The 2013 Carnegie International (October 5, 2013–March 16, 2014) is an ambitious return for Carnegie Museum of Art’s signature survey series, the preeminent exhibition of new international art. And this edition has received excellent reviews. Roberta Smith called it “a welcome shock to the system” and Peter Schjeldahl praised it as being “strikingly thoughtful”.
The International presents new voices rooted in history, a sense of place and play. The exhibition is guided by a shared passion for the individual and the exceptional; for art that celebrates dissonance and beauty; and for artworks that stay in touch with the everyday.

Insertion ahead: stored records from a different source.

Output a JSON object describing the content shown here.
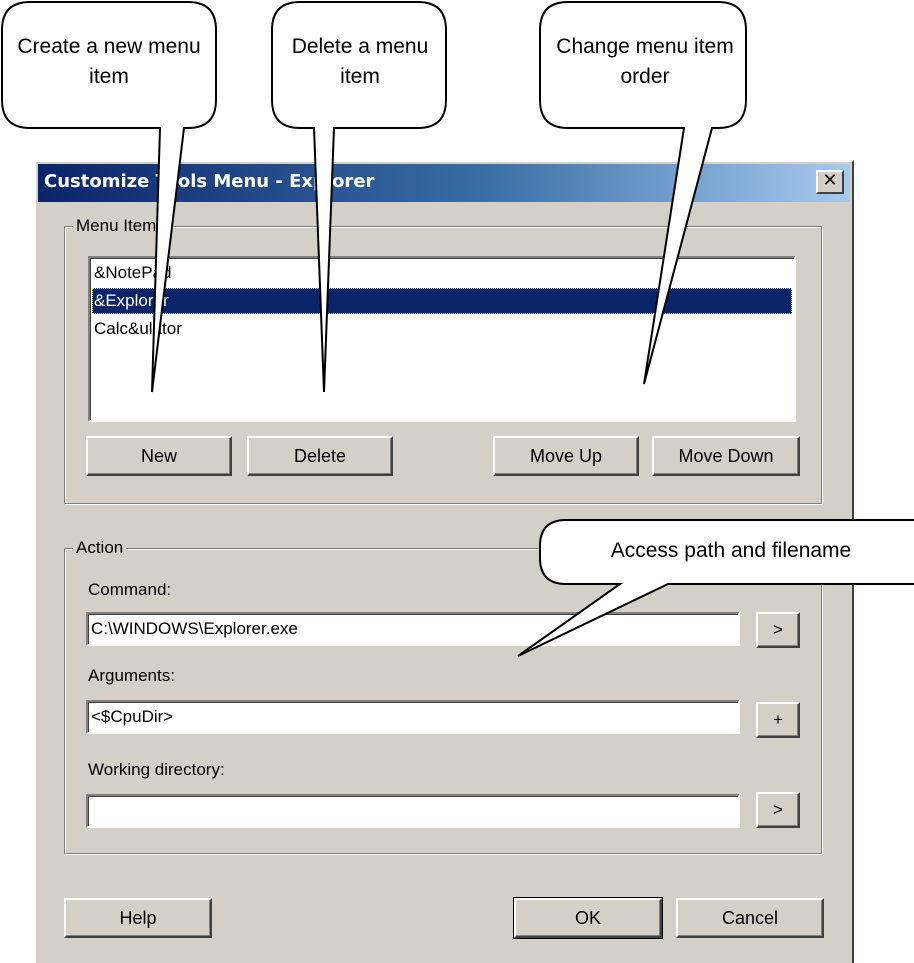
{
  "window": {
    "title": "Customize Tools Menu - Explorer"
  },
  "menu_items_group": {
    "label": "Menu Items",
    "items": [
      "&NotePad",
      "&Explorer",
      "Calc&ulator"
    ],
    "selected_index": 1,
    "buttons": {
      "new": "New",
      "delete": "Delete",
      "move_up": "Move Up",
      "move_down": "Move Down"
    }
  },
  "action_group": {
    "label": "Action",
    "command": {
      "label": "Command:",
      "value": "C:\\WINDOWS\\Explorer.exe",
      "button": ">"
    },
    "arguments": {
      "label": "Arguments:",
      "value": "<$CpuDir>",
      "button": "+"
    },
    "working_directory": {
      "label": "Working directory:",
      "value": "",
      "button": ">"
    }
  },
  "footer": {
    "help": "Help",
    "ok": "OK",
    "cancel": "Cancel"
  },
  "callouts": {
    "new": "Create a new menu item",
    "delete": "Delete a menu item",
    "order": "Change menu item order",
    "path": "Access path and filename"
  }
}
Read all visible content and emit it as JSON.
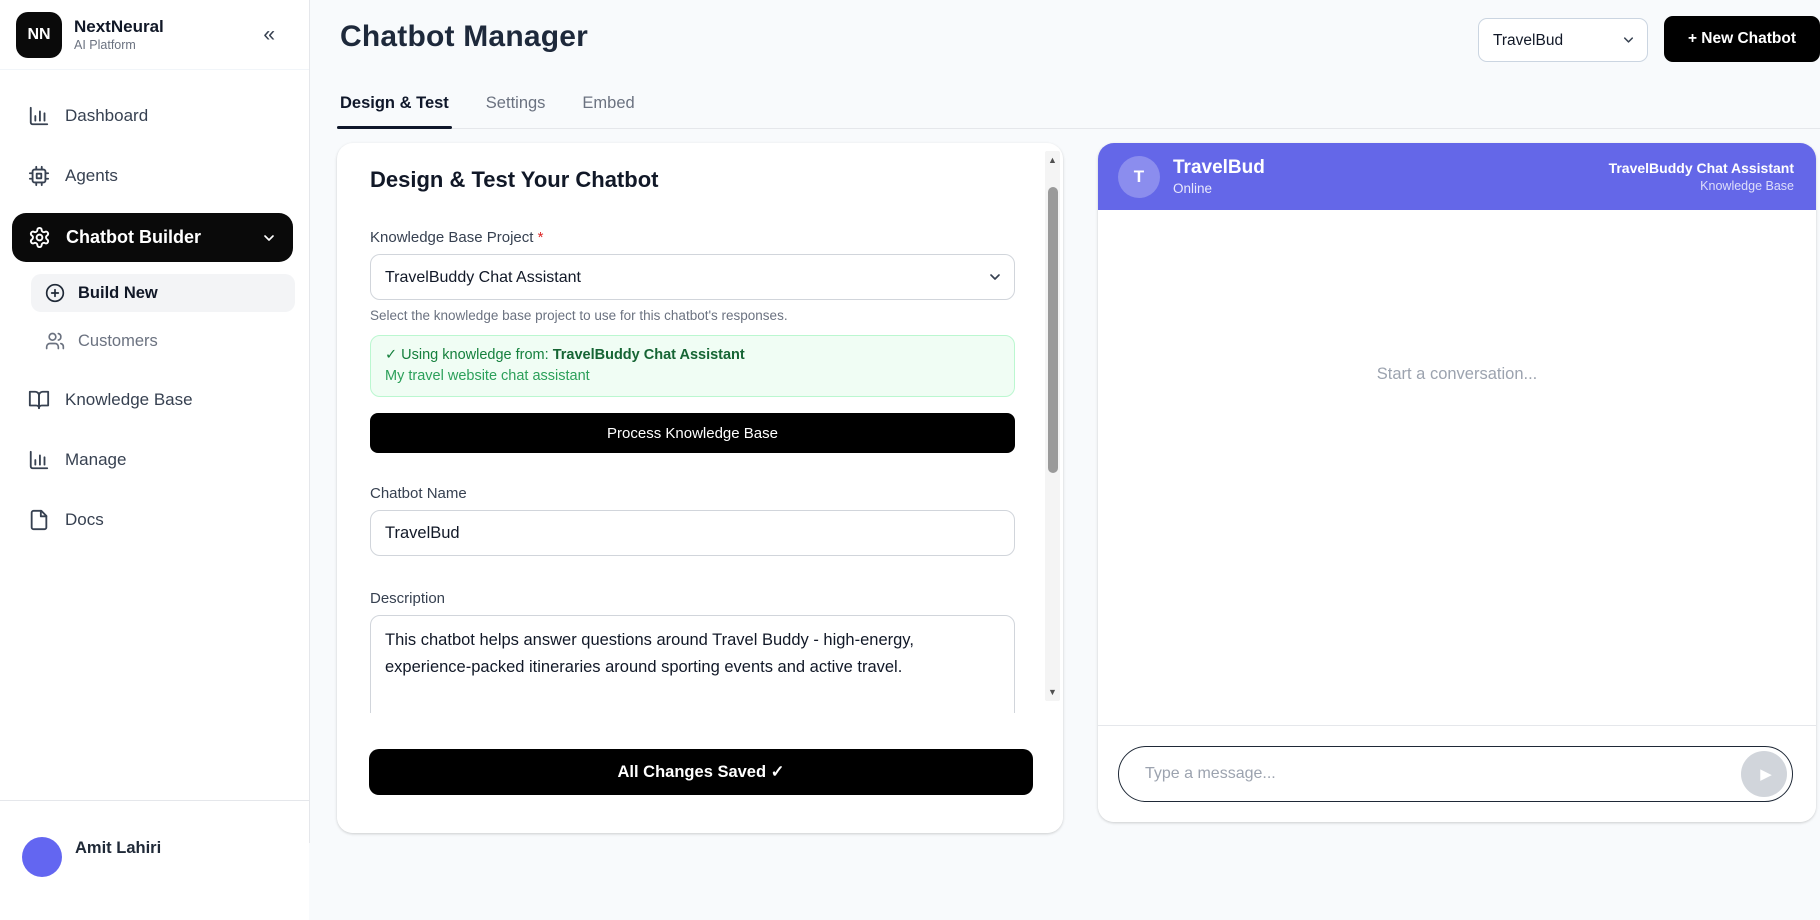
{
  "brand": {
    "logo_initials": "NN",
    "name": "NextNeural",
    "tagline": "AI Platform"
  },
  "icons": {
    "collapse": "«",
    "send": "▶",
    "scroll_up": "▲",
    "scroll_down": "▼"
  },
  "sidebar": {
    "items": [
      {
        "label": "Dashboard"
      },
      {
        "label": "Agents"
      },
      {
        "label": "Chatbot Builder"
      },
      {
        "label": "Build New"
      },
      {
        "label": "Customers"
      },
      {
        "label": "Knowledge Base"
      },
      {
        "label": "Manage"
      },
      {
        "label": "Docs"
      }
    ],
    "user": {
      "name": "Amit Lahiri"
    }
  },
  "header": {
    "title": "Chatbot Manager",
    "chatbot_select_value": "TravelBud",
    "new_chatbot_label": "+ New Chatbot"
  },
  "tabs": [
    {
      "label": "Design & Test"
    },
    {
      "label": "Settings"
    },
    {
      "label": "Embed"
    }
  ],
  "builder_panel": {
    "heading": "Design & Test Your Chatbot",
    "kb_label": "Knowledge Base Project",
    "required_mark": "*",
    "kb_select_value": "TravelBuddy Chat Assistant",
    "kb_help": "Select the knowledge base project to use for this chatbot's responses.",
    "kb_status_prefix": "✓ Using knowledge from: ",
    "kb_status_name": "TravelBuddy Chat Assistant",
    "kb_status_desc": "My travel website chat assistant",
    "process_button": "Process Knowledge Base",
    "name_label": "Chatbot Name",
    "name_value": "TravelBud",
    "description_label": "Description",
    "description_value": "This chatbot helps answer questions around Travel Buddy - high-energy, experience-packed itineraries around sporting events and active travel.",
    "save_button": "All Changes Saved ✓"
  },
  "chat_preview": {
    "avatar_initial": "T",
    "title": "TravelBud",
    "status": "Online",
    "kb_name": "TravelBuddy Chat Assistant",
    "kb_caption": "Knowledge Base",
    "empty_state": "Start a conversation...",
    "input_placeholder": "Type a message..."
  },
  "colors": {
    "accent_purple": "#6467e8",
    "sidebar_active": "#0a0a0a",
    "success_bg": "#f0fdf4",
    "success_border": "#bbf7d0",
    "success_text": "#15803d",
    "button_black": "#000000",
    "page_bg": "#f8fafc"
  }
}
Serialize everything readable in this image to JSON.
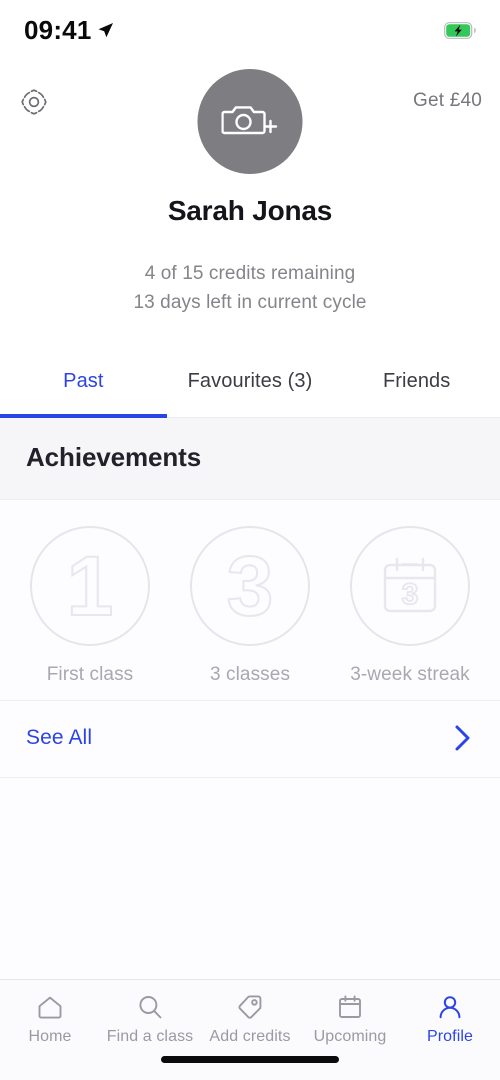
{
  "status_bar": {
    "time": "09:41",
    "location_icon": "location-arrow-icon",
    "battery_icon": "battery-charging-icon",
    "battery_color": "#34c759"
  },
  "header": {
    "settings_icon": "gear-icon",
    "avatar_icon": "camera-plus-icon",
    "avatar_color": "#7e7d82",
    "referral_label": "Get £40",
    "user_name": "Sarah Jonas",
    "credits_line1": "4 of 15 credits remaining",
    "credits_line2": "13 days left in current cycle"
  },
  "tabs": {
    "accent_color": "#2b44e8",
    "items": [
      {
        "label": "Past",
        "active": true
      },
      {
        "label": "Favourites (3)",
        "active": false
      },
      {
        "label": "Friends",
        "active": false
      }
    ]
  },
  "achievements": {
    "title": "Achievements",
    "badges": [
      {
        "glyph": "1",
        "icon": "number-one-badge-icon",
        "label": "First class"
      },
      {
        "glyph": "3",
        "icon": "number-three-badge-icon",
        "label": "3 classes"
      },
      {
        "glyph": "3",
        "icon": "calendar-three-badge-icon",
        "label": "3-week streak"
      }
    ],
    "see_all_label": "See All",
    "see_all_icon": "chevron-right-icon"
  },
  "bottom_nav": {
    "active_color": "#2b44e8",
    "inactive_color": "#9b9aa2",
    "items": [
      {
        "label": "Home",
        "icon": "home-icon",
        "active": false
      },
      {
        "label": "Find a class",
        "icon": "search-icon",
        "active": false
      },
      {
        "label": "Add credits",
        "icon": "tag-icon",
        "active": false
      },
      {
        "label": "Upcoming",
        "icon": "calendar-icon",
        "active": false
      },
      {
        "label": "Profile",
        "icon": "person-icon",
        "active": true
      }
    ]
  }
}
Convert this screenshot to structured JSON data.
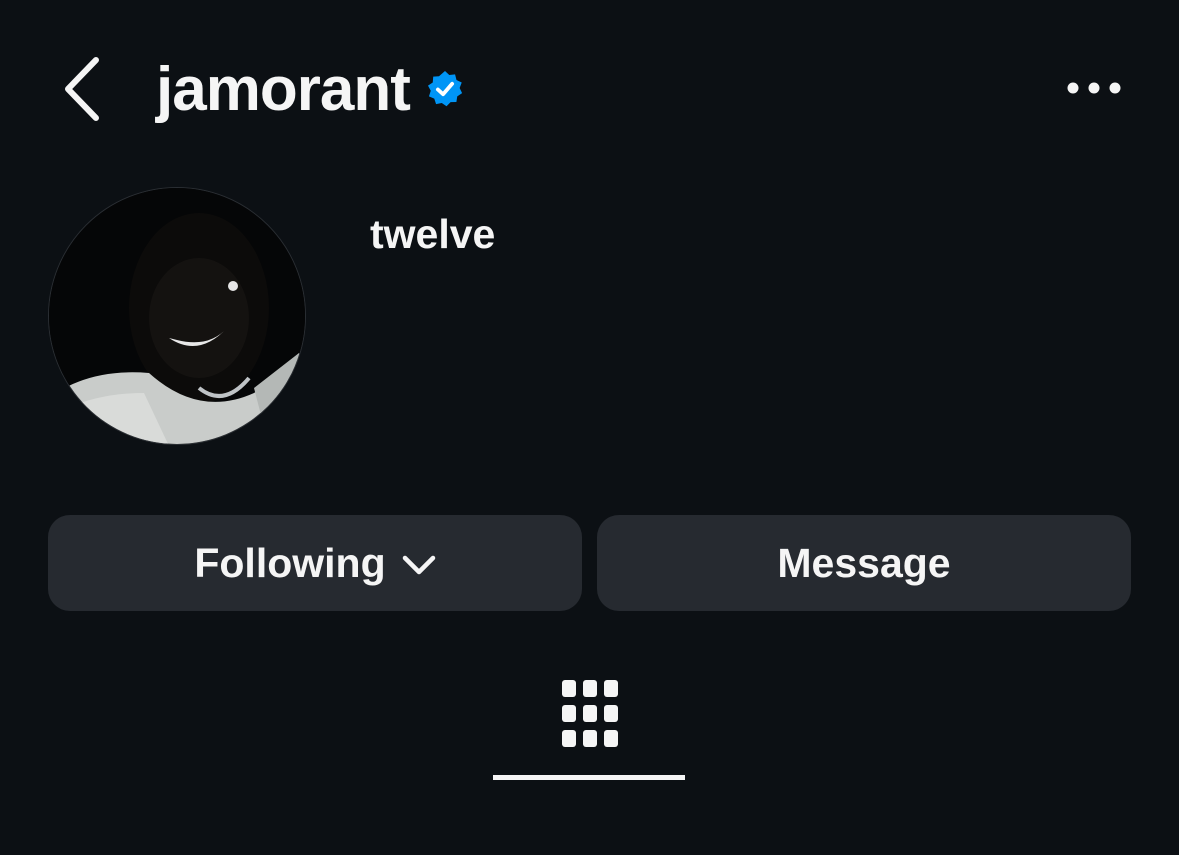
{
  "header": {
    "username": "jamorant",
    "back_icon": "chevron-left-icon",
    "verified_icon": "verified-badge-icon",
    "more_icon": "ellipsis-icon"
  },
  "profile": {
    "full_name": "twelve",
    "avatar_icon": "profile-photo"
  },
  "actions": {
    "following_label": "Following",
    "following_icon": "chevron-down-icon",
    "message_label": "Message"
  },
  "tabs": {
    "grid_icon": "grid-icon"
  },
  "colors": {
    "background": "#0c1014",
    "button": "#262a30",
    "text": "#f5f5f5",
    "verified": "#0095f6"
  }
}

Co-curated by Daniel Baumann, Dan Byers, and Tina Kukielski, it is a conversation among four parts: a major exhibition of new international art, a playground, the museum’s collection, and an engagement with the city of Pittsburgh.
The surprise for me was Pierre Leguillon’s installation view of A Vivarium for George E. Ohr, a 2013 installation including 30 ceramics from the collection of Carolyn and Gene Hecht and one ceramic from the collection of Carnegie Museum of Art.
The title choice is interesting, for a vivarium is different to, say, a kunstkabinet. From the Latin,vivaria means a place for life, an area, usually enclosed, for keeping and raising animals or plants for observation or research. Leguillon became enamored of Ohr for a number of reasons, his work certainly, but also his eccentricity and penchant for self-promotion.